The changing face of the news junkie

Recent cutbacks in the world’s largest news operations can perhaps be better understood when viewing how the audience for news has radically changed in the past five years.

Today’s news junkie is likely to scan the headlines on an iPhone in the morning, check a handful of Web sites during the day and click on links that friends have e-mailed or posted on Facebook or Twitter. Now, more people get their news from the Internet than from newspapers or radio.

It’s a changed world, with only television news still leading the Internet in news distribution. But even television news is down to about of 25 percent of the total audience. Video news is quickly moving to the Internet, and the audience for the television medium itself is shrinking.

A new report by the Pew Internet & American Life Project examines how people consume news. Ninety-nine percent of American adults get news each day, but they are getting it from an increasingly wider variety of sources and in many different forms.

Pew said the Internet now outranks print newspapers and radio in popularity as a source of news.
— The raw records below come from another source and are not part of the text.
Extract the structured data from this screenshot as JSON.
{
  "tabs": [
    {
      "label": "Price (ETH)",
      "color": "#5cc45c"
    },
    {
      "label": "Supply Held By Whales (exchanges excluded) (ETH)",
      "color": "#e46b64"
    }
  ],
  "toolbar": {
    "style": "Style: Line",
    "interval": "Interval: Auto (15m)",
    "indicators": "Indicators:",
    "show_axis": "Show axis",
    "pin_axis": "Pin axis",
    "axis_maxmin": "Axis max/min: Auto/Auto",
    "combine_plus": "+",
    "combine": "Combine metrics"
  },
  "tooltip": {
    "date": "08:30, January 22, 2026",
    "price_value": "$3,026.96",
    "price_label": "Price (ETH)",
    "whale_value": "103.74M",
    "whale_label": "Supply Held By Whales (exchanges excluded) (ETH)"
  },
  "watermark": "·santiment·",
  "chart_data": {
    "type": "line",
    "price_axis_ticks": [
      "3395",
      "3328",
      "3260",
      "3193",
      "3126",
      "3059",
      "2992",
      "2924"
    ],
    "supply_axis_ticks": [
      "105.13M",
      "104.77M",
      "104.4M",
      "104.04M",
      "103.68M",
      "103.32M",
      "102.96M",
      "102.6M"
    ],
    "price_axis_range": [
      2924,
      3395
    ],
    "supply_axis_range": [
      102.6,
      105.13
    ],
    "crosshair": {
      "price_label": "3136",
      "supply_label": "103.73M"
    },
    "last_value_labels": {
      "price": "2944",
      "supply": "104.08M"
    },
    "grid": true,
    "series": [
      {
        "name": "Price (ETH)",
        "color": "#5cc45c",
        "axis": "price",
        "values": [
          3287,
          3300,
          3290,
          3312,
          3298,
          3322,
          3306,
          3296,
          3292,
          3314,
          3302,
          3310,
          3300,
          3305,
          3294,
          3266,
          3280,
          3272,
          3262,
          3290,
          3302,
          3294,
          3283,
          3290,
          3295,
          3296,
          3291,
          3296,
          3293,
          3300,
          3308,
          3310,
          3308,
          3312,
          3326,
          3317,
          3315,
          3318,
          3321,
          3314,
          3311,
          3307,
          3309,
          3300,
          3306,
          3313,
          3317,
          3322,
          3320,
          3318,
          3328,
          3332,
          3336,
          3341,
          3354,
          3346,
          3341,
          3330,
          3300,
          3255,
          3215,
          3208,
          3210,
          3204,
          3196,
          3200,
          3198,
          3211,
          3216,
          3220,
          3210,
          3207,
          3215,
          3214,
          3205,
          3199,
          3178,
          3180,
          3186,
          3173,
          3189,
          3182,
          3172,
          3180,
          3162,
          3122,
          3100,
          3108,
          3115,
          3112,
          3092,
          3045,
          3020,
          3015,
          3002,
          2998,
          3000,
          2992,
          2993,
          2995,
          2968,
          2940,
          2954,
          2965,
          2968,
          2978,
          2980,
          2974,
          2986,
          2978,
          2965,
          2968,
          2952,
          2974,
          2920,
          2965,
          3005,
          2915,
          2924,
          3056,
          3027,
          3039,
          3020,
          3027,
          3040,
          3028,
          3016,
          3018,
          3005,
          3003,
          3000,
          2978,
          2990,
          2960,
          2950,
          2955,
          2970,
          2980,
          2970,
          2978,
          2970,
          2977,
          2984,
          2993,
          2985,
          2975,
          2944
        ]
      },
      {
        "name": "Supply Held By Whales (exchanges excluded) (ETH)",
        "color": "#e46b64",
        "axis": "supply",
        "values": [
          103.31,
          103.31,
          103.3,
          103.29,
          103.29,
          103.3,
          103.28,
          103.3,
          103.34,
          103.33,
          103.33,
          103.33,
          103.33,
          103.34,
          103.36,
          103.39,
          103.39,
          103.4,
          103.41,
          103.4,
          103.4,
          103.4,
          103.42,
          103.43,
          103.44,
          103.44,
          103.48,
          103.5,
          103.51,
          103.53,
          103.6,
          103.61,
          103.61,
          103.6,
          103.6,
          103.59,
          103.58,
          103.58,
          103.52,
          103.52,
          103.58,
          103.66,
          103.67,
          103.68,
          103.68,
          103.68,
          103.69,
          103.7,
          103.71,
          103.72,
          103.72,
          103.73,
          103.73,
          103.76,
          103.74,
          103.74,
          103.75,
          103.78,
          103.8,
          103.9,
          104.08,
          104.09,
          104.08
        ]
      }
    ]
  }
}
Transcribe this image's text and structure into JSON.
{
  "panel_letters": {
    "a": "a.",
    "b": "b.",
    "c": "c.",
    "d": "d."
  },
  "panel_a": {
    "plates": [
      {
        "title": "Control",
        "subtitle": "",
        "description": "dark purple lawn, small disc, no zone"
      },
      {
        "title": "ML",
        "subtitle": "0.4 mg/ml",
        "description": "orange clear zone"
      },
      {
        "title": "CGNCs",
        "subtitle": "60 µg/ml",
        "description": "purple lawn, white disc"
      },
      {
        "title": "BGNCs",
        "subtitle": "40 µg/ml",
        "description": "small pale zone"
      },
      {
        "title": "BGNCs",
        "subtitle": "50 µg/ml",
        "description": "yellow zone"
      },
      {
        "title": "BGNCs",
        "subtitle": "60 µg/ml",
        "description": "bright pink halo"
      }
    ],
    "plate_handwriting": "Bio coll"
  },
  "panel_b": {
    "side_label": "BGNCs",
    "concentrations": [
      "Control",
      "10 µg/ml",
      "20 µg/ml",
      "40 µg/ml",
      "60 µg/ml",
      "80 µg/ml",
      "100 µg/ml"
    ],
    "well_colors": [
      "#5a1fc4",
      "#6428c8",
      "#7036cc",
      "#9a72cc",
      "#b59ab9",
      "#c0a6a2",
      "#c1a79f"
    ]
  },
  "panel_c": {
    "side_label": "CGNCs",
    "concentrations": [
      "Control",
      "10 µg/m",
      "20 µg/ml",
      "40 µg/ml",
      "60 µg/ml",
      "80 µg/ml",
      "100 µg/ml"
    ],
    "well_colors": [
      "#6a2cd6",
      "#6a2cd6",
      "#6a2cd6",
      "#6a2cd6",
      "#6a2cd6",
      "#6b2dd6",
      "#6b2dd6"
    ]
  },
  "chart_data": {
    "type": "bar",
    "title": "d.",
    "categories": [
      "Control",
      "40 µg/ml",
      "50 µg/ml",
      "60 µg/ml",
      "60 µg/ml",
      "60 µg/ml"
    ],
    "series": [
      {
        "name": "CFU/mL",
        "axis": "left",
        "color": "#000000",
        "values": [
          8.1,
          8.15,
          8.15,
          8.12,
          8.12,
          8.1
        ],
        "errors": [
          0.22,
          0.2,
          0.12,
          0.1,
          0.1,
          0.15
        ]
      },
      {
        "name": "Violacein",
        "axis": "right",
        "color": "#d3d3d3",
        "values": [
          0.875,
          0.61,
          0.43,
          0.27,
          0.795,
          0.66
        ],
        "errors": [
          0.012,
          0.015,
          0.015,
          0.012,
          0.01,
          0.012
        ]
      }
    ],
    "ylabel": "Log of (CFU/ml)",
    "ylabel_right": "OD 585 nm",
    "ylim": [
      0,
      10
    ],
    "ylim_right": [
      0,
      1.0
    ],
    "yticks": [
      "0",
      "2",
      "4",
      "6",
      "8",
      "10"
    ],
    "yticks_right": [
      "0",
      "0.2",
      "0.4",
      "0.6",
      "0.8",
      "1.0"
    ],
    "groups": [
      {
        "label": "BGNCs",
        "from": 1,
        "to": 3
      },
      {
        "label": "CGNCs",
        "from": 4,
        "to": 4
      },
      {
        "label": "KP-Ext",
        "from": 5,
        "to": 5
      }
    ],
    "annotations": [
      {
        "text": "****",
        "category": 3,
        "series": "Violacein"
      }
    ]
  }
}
Sixty-one percent of Americans said they read news online, while 54 percent said they listen to news on the radio, 50 percent read a local newspaper and just 17 percent read a national newspaper. One-third of mobile telephone owners read the news on their phones.

Many news startups and existing news organizations have been making a push into local news online. Yet, only half of Internet users told Pew that they read local news on the Web, while three-quarters said they read national news online.

Social media is also having a major effect on news. News consumers have turned to their friends to serve as their editors. Today, conversations about the news are occurring all over the Web. More than 80 percent of people receive or share links in e-mail messages or on social networks. One-quarter discuss the news of the day in the comment sections on Web sites.

About 40 percent of Internet users said it is important to them that news Web sites allow them customize the type of news they get, and 36 percent said they like multimedia features, like graphics and quizzes, which they can manipulate themselves.

Still, news consumers appreciate even more segmentation of the news. Seventy percent of people reported feeling overwhelmed with the endless stream of content.